Review By: Straybolt | Posted: 25/10/2007
The Final Word There's only one way to describe Tarr Chronicles. Take the words Run, of, the and Mill then combine them in a linear order.
I miss the days of Descent: Freespace and Freespace II. Of X-Wing Vs. Tie Fighter and of decent space sim games in general. So I'm always interested to see if a new one pops up on my scanners. Tarr Chronicles did and it's a bitter-sweet symphony that's playing on my monitor and speakers.

Ok, let's cut to the chase. Tarr Chronicles is a space sim in the traditions of the aforementioned sim-greats that tries to ape those games and fails miserably in certain areas. It's not that it's a bad game; it's just not a very good game either. It falls between the two in some kind of semi-happy balance.

The story is a typical science fiction military one, big ship catapulted into the far reaches of space but devoid of nosey, nasal Captain Janeway thankfully and packed with state of the art military hardware. The ship must fight a Universe Threatening big-bad so everyone can go home to happy fluffy bunny-land for tea and cake time. (Note: there is no happy fluffy bunny-land and the cake is a lie)

The problem with the story is that it makes very little sense, along with the horribly written dialogue and characters that are about as three dimensional as a squirrel that's been run over by a big lorry, sorry, truck for all the Americans out there. Tarr Chronicles tells the story through briefings, journals and sometimes in-mission exposition that isn't so easy to follow due to the previously mentioned horrid writing.

I could write a better story about the squirrel's day at work before his life is cut short by a tragic vehicle related accident.

There's also no characterisation in the game, its card-board cut-out generic. Your character just seems to be one big excuse to sit you down in a first person view and say: LOOK, we have cockpits in our game, see the shiny pretty lights and dials!

That aside, we're not out of the woods yet Flyboy! Oh no, because the game is linear, it's so linear that if you happen to sneeze in the wrong place in a mission you end up failing the objective and the mission. Overshoot a marker by too much, fail. You will find that you have to complete objectives in a certain order; the game won't let you shoot those targets until it's TIME to do SO!

On one hand it's nice to see a return to simpler times, but perhaps I've been spoiled by the free-roaming space games of late that stress a sandbox environment. There are nine of these linear levels, fairly long too and broken up into checkpoints where the game replenishes your stock of ammo and so on. The objectives are the usual run of the mill, patrol, escort and 'shoot the bad guy' types.

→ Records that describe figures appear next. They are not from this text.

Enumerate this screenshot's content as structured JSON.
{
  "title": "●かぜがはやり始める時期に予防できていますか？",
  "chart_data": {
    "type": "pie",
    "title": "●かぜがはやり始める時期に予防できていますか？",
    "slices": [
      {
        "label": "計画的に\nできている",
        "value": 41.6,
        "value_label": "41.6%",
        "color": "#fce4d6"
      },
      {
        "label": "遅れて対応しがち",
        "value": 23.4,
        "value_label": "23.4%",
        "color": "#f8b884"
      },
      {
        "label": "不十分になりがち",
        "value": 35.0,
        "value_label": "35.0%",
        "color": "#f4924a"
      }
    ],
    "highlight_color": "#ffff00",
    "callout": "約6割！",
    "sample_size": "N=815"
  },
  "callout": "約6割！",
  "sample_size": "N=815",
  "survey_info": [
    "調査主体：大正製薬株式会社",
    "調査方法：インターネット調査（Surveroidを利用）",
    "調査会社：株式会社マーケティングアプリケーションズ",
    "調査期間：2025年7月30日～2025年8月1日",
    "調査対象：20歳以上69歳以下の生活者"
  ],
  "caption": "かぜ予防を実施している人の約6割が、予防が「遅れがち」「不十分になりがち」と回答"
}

The AI is fairly decent, it reminds me of the Freespace days where some of the enemy ships zip around so quickly and have sharp AI that they're a real challenge, this is one of the reasons the game's not in the 'bored with it yet' pile. Your wingman AI isn't bad either and they can sometimes net a couple of kills, the main focus of these guys to me was to draw the enemies' fire and keep me safe however.

Yes, I know, that's not very nice of me but tough.